Tamar: I understand where you are coming from with trust. It makes sense, especially the part about letting go to another's trustworthiness.

From my perspective, trust comes from knowing people well enough to trust them implicitly, not necessarily having to spend much time with them.

For one of the people I trust, we don't have similar hobbies, but have similar values and beliefs. We don't spend much time together but do keep in contact at least weekly. If either of us ever needed something we'd be there for each other. It's a good feeling to have a friend like this.

Kevin

Just_because_today said...

“What’s more important, my need to correct or my need to connect?
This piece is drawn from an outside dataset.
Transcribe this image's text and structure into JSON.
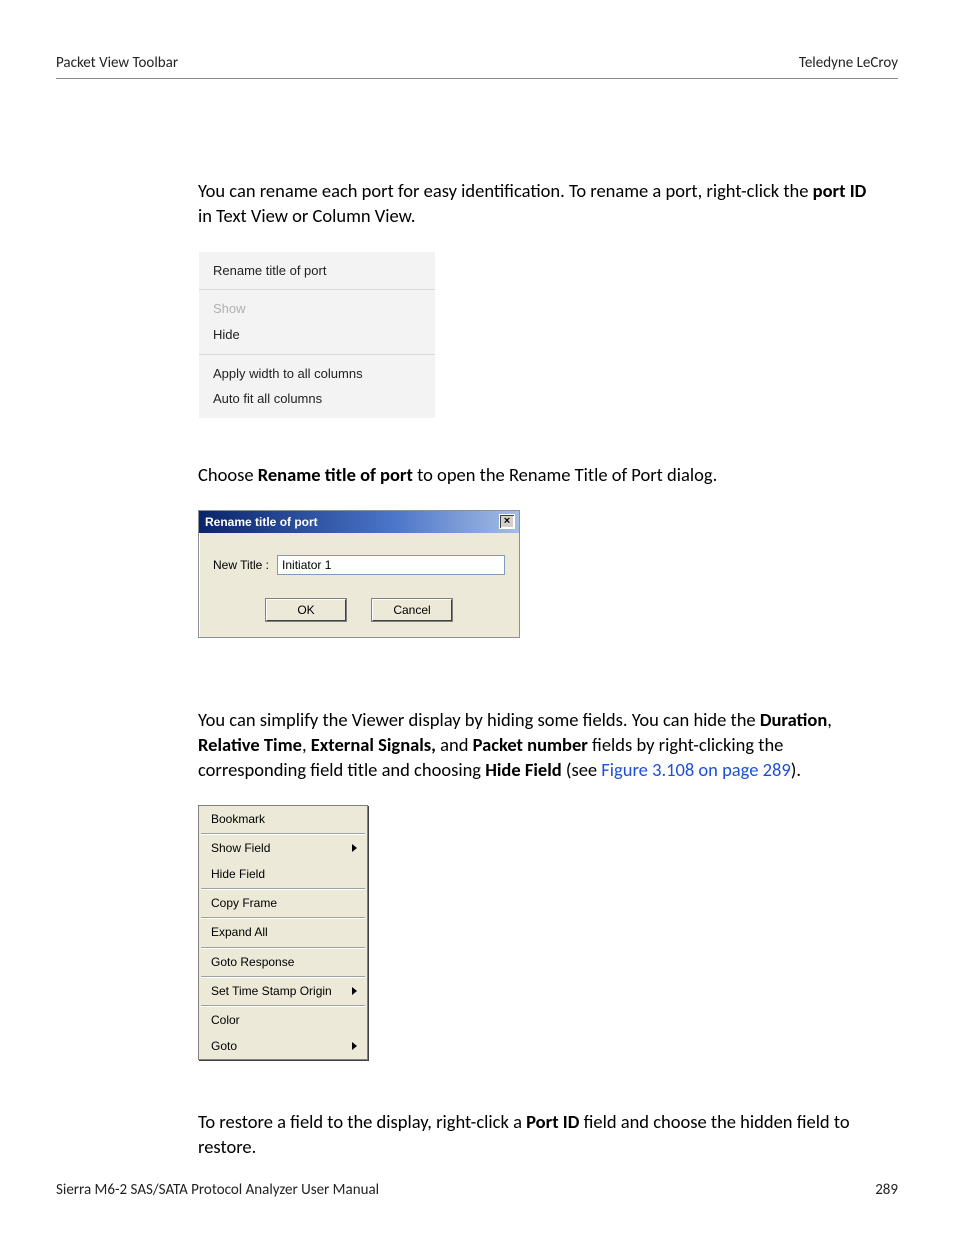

Can I let somebody else be ‘right’ sometimes, without injecting my opinion?”

Just_because_today said...

“What’s more important, my need to correct or my need to connect? Can I let somebody else be ‘right’ sometimes, without injecting my opinion?”
This is a comment worth writing a whole post about! I agree with it so much. More often than not, we impose our own opinion shutting down the views of others (or they do it to us) and it becomes difficult to be ourselves in the aims of avoiding conflict.
In most relationships, it is difficult to express our opinion and truly connect. Some times to keep a friend it is easier to keep our opinions to ourselves...then you wonder if it's worth keeping...

tamar said...

kevin~ I imagine you having a lot more than one good friend that you trust.. But really, one is all you need.. It is a great feeling to trust someone, I agree..

just for today~ I HOPE your comments are not directed at yours truly? If so, please call me immediately.. If not, you're wrong!! Ha ha, my weird sagittarian humour..

Anonymous said...

Tamar: There's different levels of trust involved with friends. There's only a few people I know well enough to trust implicitly. Other friends are trustworthy, but I might not confide in them and vice versa.